Past Imperfect – #458


Perfume bottle on the left: “Oh, God, she’s doing it again.”

Powder puff on the right: “I feel your pain. All we want is to just sit on this table in peace and hope that nobody knocks our asses to the floor where we shatter into a thousand pieces. Who does she think she is, coming in here and turning on the lights and moaning in pleasure as she grooms herself.”

Perfume: “Well, we’ve never been formally introduced, even though she womanhandles me all the time and makes me spritz on her erogenous points, but I think her name is Jean.”

Puff: “She abuses me as well, slapping me against her face repeatedly without even asking if that’s something I might want to do.”

Perfume: “Should we report her to our union? Beauty Enhancers Local 172? This situation certainly appears ripe for litigation.”
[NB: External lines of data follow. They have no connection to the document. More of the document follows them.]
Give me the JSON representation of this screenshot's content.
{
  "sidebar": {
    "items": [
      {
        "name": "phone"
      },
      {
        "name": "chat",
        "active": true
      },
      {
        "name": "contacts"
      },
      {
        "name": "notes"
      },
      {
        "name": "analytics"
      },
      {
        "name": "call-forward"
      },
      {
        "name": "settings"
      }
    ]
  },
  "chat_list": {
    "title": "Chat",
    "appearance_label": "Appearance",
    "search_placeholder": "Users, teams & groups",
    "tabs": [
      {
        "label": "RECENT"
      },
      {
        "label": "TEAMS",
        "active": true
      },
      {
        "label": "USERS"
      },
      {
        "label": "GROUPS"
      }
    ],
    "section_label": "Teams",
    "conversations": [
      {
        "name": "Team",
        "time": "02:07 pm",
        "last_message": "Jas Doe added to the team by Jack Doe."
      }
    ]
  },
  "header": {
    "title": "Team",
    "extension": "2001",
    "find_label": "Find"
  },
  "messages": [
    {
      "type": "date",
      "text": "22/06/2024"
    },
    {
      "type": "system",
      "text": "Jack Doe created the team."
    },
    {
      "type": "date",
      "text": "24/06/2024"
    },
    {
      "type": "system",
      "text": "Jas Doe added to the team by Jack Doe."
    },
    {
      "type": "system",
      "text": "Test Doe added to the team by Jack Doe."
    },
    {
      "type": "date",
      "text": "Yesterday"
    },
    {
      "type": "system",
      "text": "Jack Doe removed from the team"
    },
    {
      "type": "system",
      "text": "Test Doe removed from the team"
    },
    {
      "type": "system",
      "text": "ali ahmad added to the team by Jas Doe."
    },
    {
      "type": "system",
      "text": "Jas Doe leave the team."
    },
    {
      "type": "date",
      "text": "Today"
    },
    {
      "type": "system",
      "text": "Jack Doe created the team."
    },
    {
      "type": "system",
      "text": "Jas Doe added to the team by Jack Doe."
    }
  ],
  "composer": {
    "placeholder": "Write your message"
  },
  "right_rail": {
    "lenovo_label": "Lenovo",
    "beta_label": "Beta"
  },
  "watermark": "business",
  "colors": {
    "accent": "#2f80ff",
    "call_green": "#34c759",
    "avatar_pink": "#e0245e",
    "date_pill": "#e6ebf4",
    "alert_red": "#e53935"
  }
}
Puff: “I think you might be right. Fight for freedom! Then again, if we win the case and she has to go away, who is going to visit us every morning and sing little ditties about self-love and the tremendous amounts of cash that can be gained by appearing in moving pictures?”
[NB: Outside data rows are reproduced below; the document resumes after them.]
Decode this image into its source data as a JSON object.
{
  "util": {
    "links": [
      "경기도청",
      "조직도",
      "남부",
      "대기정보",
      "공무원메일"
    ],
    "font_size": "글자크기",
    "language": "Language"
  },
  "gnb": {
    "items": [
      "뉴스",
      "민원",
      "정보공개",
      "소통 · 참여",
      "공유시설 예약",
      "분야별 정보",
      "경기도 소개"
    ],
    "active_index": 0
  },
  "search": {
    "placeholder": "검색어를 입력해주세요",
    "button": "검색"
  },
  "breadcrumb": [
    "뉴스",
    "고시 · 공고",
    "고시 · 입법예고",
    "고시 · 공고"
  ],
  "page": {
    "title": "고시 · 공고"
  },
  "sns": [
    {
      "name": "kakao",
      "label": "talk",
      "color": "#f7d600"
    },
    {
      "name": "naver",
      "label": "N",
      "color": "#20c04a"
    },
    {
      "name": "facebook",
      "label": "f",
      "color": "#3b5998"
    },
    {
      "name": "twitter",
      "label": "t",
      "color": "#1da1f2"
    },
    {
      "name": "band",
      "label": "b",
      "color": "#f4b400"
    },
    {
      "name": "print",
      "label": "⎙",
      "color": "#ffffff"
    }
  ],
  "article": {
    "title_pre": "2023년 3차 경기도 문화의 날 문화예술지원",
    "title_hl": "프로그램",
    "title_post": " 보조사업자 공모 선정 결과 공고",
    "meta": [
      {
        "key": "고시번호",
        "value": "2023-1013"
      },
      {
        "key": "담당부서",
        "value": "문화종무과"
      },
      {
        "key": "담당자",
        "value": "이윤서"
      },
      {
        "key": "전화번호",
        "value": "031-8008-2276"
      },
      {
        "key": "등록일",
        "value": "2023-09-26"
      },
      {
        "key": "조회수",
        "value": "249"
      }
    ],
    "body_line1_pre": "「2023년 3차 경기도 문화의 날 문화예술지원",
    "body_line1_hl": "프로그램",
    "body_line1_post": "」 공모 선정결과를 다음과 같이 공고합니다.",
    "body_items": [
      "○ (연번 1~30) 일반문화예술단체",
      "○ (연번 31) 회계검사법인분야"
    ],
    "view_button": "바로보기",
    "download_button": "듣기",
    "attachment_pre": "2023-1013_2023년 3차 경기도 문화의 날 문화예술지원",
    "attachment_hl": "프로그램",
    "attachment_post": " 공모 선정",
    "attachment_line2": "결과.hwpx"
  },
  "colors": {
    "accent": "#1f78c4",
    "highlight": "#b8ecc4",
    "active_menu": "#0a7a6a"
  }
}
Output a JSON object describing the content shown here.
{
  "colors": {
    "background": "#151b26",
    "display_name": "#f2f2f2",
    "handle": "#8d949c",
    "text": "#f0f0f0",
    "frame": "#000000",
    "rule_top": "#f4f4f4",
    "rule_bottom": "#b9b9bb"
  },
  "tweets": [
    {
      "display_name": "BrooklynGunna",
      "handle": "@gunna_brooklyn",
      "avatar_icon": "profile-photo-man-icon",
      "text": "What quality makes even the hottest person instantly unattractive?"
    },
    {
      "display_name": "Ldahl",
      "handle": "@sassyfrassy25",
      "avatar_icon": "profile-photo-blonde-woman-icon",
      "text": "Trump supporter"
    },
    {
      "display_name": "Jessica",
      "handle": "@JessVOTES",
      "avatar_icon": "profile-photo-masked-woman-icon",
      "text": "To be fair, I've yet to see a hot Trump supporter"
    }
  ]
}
Perfume: “Hmm. You have a point. And are we really qualified to do anything else other than sit on vanities and wait for women, and a certain contingent of men, to remember that we exist and then use us to make themselves feel better about their eventual decay?”
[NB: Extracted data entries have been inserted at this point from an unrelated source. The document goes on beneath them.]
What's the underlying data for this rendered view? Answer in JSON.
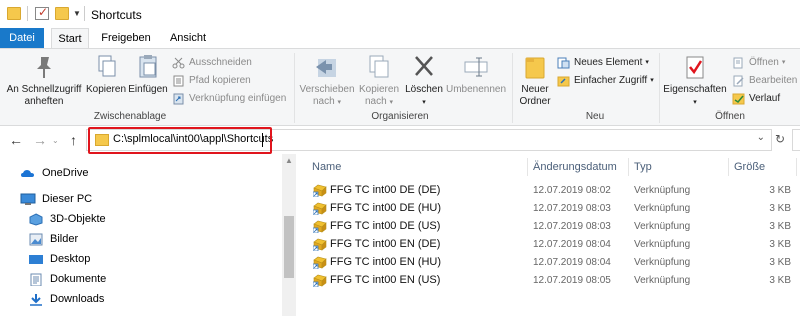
{
  "window": {
    "title": "Shortcuts"
  },
  "tabs": [
    "Datei",
    "Start",
    "Freigeben",
    "Ansicht"
  ],
  "ribbon": {
    "clipboard": {
      "label": "Zwischenablage",
      "pin": "An Schnellzugriff anheften",
      "copy": "Kopieren",
      "paste": "Einfügen",
      "cut": "Ausschneiden",
      "copy_path": "Pfad kopieren",
      "paste_shortcut": "Verknüpfung einfügen"
    },
    "organize": {
      "label": "Organisieren",
      "move_to": "Verschieben nach",
      "copy_to": "Kopieren nach",
      "delete": "Löschen",
      "rename": "Umbenennen"
    },
    "new": {
      "label": "Neu",
      "new_folder": "Neuer Ordner",
      "new_item": "Neues Element",
      "easy_access": "Einfacher Zugriff"
    },
    "open": {
      "label": "Öffnen",
      "properties": "Eigenschaften",
      "open": "Öffnen",
      "edit": "Bearbeiten",
      "history": "Verlauf"
    }
  },
  "address": {
    "path": "C:\\splmlocal\\int00\\appl\\Shortcuts"
  },
  "nav": {
    "items": [
      {
        "label": "OneDrive",
        "icon": "onedrive-icon"
      },
      {
        "label": "Dieser PC",
        "icon": "pc-icon"
      },
      {
        "label": "3D-Objekte",
        "icon": "3d-objects-icon"
      },
      {
        "label": "Bilder",
        "icon": "pictures-icon"
      },
      {
        "label": "Desktop",
        "icon": "desktop-icon"
      },
      {
        "label": "Dokumente",
        "icon": "documents-icon"
      },
      {
        "label": "Downloads",
        "icon": "downloads-icon"
      }
    ]
  },
  "files": {
    "columns": [
      "Name",
      "Änderungsdatum",
      "Typ",
      "Größe"
    ],
    "rows": [
      {
        "name": "FFG TC int00 DE (DE)",
        "date": "12.07.2019 08:02",
        "type": "Verknüpfung",
        "size": "3 KB"
      },
      {
        "name": "FFG TC int00 DE (HU)",
        "date": "12.07.2019 08:03",
        "type": "Verknüpfung",
        "size": "3 KB"
      },
      {
        "name": "FFG TC int00 DE (US)",
        "date": "12.07.2019 08:03",
        "type": "Verknüpfung",
        "size": "3 KB"
      },
      {
        "name": "FFG TC int00 EN (DE)",
        "date": "12.07.2019 08:04",
        "type": "Verknüpfung",
        "size": "3 KB"
      },
      {
        "name": "FFG TC int00 EN (HU)",
        "date": "12.07.2019 08:04",
        "type": "Verknüpfung",
        "size": "3 KB"
      },
      {
        "name": "FFG TC int00 EN (US)",
        "date": "12.07.2019 08:05",
        "type": "Verknüpfung",
        "size": "3 KB"
      }
    ]
  },
  "colors": {
    "accent": "#1979ca",
    "highlight": "#e0151d",
    "folder": "#f5c84c"
  }
}
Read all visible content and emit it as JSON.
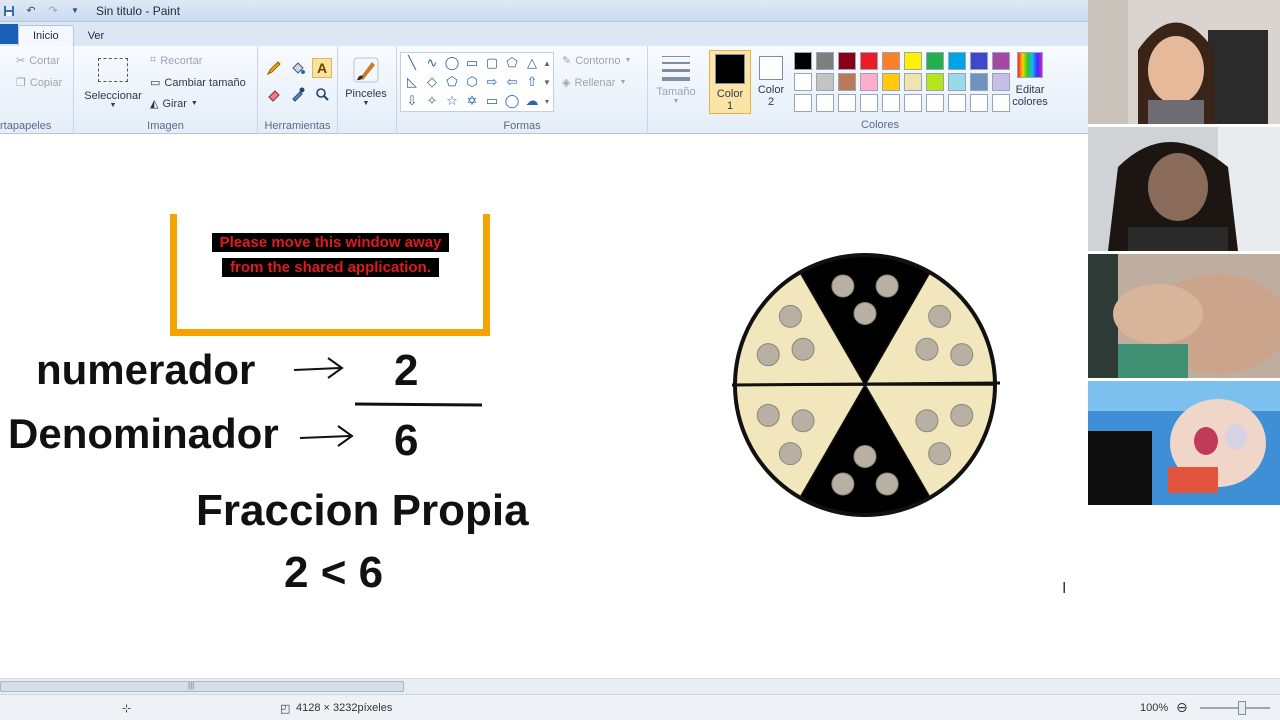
{
  "window": {
    "title": "Sin titulo - Paint"
  },
  "tabs": [
    {
      "label": "Inicio",
      "active": true
    },
    {
      "label": "Ver",
      "active": false
    }
  ],
  "ribbon": {
    "clipboard": {
      "cut": "Cortar",
      "copy": "Copiar",
      "group_label": "rtapapeles"
    },
    "image": {
      "select": "Seleccionar",
      "crop": "Recortar",
      "resize": "Cambiar tamaño",
      "rotate": "Girar",
      "group_label": "Imagen"
    },
    "tools": {
      "group_label": "Herramientas"
    },
    "brushes": {
      "label": "Pinceles"
    },
    "shapes": {
      "outline": "Contorno",
      "fill": "Rellenar",
      "group_label": "Formas"
    },
    "size": {
      "label": "Tamaño"
    },
    "colors": {
      "color1_label": "Color",
      "color1_num": "1",
      "color2_label": "Color",
      "color2_num": "2",
      "edit_line1": "Editar",
      "edit_line2": "colores",
      "group_label": "Colores",
      "color1_value": "#000000",
      "color2_value": "#ffffff",
      "palette_row1": [
        "#000000",
        "#7f7f7f",
        "#880015",
        "#ed1c24",
        "#ff7f27",
        "#fff200",
        "#22b14c",
        "#00a2e8",
        "#3f48cc",
        "#a349a4"
      ],
      "palette_row2": [
        "#ffffff",
        "#c3c3c3",
        "#b97a57",
        "#ffaec9",
        "#ffc90e",
        "#efe4b0",
        "#b5e61d",
        "#99d9ea",
        "#7092be",
        "#c8bfe7"
      ]
    }
  },
  "canvas": {
    "share_message_line1": "Please move this window away",
    "share_message_line2": "from the shared application.",
    "numerator_label": "numerador",
    "denominator_label": "Denominador",
    "numerator_value": "2",
    "denominator_value": "6",
    "title": "Fraccion Propia",
    "comparison": "2 < 6",
    "pie": {
      "total_slices": 6,
      "dark_slices": 2,
      "dark_color": "#000000",
      "light_color": "#f1e6bc"
    }
  },
  "status": {
    "dimensions": "4128 × 3232píxeles",
    "zoom": "100%"
  }
}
Puff: “Agreed. We have limited career opportunities, especially since we both failed typing in high school. Maybe we should make the best of it?

Perfume: “So you’re saying that we should be content to admire the beauty of others and quietly feel sorry for ourselves instead of striving to succeed regardless of what we might look like or what our chances might be?”

Puff: “Isn’t that the American way? Giving up without trying and then blaming everyone else?”

Jean: “Both of you are fools. Suck it up and do what you need to do. And by the way, I have replacements for both of you in my spacious walk-in closet.”

Perfume: “Wow, she can hear what we’re saying and she’s not impressed.”

Puff: “Which is exactly what lots of folks on social media tend to forget. If you throw it out there, don’t be surprised when it boomerangs.”